Anyway, it was all pretty easy, and I may start using Ubuntu on all my desktops. And O'Reilly's Ubuntu Hacks was pretty helpful.

05 December 2007

fetchmail for gmail

If you have lots of email accounts, it can be a real pain checking all of them. But if you're running a mail server on a Linux box somewhere (like postfix on your workstation at home, for example), you can use fetchmail to download the messages from your IMAP and POP3 mail accounts. That way, all your mail is in one place (and you only have to go to one place to read it).
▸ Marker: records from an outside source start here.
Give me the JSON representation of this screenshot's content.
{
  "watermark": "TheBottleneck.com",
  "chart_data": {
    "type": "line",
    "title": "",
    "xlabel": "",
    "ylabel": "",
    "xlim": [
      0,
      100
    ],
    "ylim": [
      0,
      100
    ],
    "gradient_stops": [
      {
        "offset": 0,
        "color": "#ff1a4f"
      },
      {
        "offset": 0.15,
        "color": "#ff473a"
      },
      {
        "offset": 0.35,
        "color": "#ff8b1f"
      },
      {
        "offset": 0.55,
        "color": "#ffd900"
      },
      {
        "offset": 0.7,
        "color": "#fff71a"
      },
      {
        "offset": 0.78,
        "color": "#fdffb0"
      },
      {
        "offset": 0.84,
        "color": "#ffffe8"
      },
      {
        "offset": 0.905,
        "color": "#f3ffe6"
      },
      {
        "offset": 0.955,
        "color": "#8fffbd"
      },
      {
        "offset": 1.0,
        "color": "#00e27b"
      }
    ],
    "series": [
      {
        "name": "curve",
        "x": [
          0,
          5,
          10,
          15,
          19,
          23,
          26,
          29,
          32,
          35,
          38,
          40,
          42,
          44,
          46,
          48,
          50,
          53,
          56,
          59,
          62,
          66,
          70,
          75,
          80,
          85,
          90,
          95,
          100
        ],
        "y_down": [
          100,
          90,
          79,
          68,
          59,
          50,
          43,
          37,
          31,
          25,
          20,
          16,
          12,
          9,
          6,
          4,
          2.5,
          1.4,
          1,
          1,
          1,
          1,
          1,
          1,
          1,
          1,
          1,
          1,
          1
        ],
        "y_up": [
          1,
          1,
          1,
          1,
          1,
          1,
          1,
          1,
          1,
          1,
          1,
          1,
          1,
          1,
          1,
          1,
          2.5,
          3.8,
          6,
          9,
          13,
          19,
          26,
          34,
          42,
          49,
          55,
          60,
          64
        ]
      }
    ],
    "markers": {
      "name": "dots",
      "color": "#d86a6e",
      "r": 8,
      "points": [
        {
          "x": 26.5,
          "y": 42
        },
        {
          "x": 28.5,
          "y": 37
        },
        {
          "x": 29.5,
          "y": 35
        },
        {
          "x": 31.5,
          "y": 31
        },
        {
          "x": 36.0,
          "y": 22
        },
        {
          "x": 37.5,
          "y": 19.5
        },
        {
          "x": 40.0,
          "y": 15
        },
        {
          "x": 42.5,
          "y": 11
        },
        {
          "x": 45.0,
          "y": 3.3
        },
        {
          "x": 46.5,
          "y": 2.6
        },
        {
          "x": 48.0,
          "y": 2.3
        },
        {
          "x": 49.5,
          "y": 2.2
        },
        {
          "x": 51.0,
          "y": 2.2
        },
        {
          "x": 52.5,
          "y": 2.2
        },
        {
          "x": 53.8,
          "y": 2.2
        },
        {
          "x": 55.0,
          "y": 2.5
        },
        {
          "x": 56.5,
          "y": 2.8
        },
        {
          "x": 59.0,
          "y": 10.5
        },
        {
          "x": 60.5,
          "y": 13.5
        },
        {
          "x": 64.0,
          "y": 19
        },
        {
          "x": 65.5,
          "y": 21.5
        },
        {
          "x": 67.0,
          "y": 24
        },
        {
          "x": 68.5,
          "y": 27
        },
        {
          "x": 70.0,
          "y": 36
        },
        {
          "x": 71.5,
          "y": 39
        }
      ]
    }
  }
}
gmail recently added IMAP support (it's one of the tabs under Settings). Once you enable IMAP support in your gmail account, you could add something like the following to your ~/.fetchmailrc file:

poll imap.gmail.com protocol IMAP user "my_gmail_username@gmail.com" there with password "my_password" nofetchall keep ssl

nofetchall just gets the new messages, keep prevents fetchmail from deleting the messages off your gmail account (so that you can still read them by logging on the gmail), and ssl keeps your password encrypted when fetchmail connects to gmail. Then just run fetchmail -s in cron every now and then.

Something to keep in mind is that although this won't delete your messages from gmail, it'll mark them as read. So if you log in to gmail, new messages won't look new, they'll look read (because fetchmail has read them).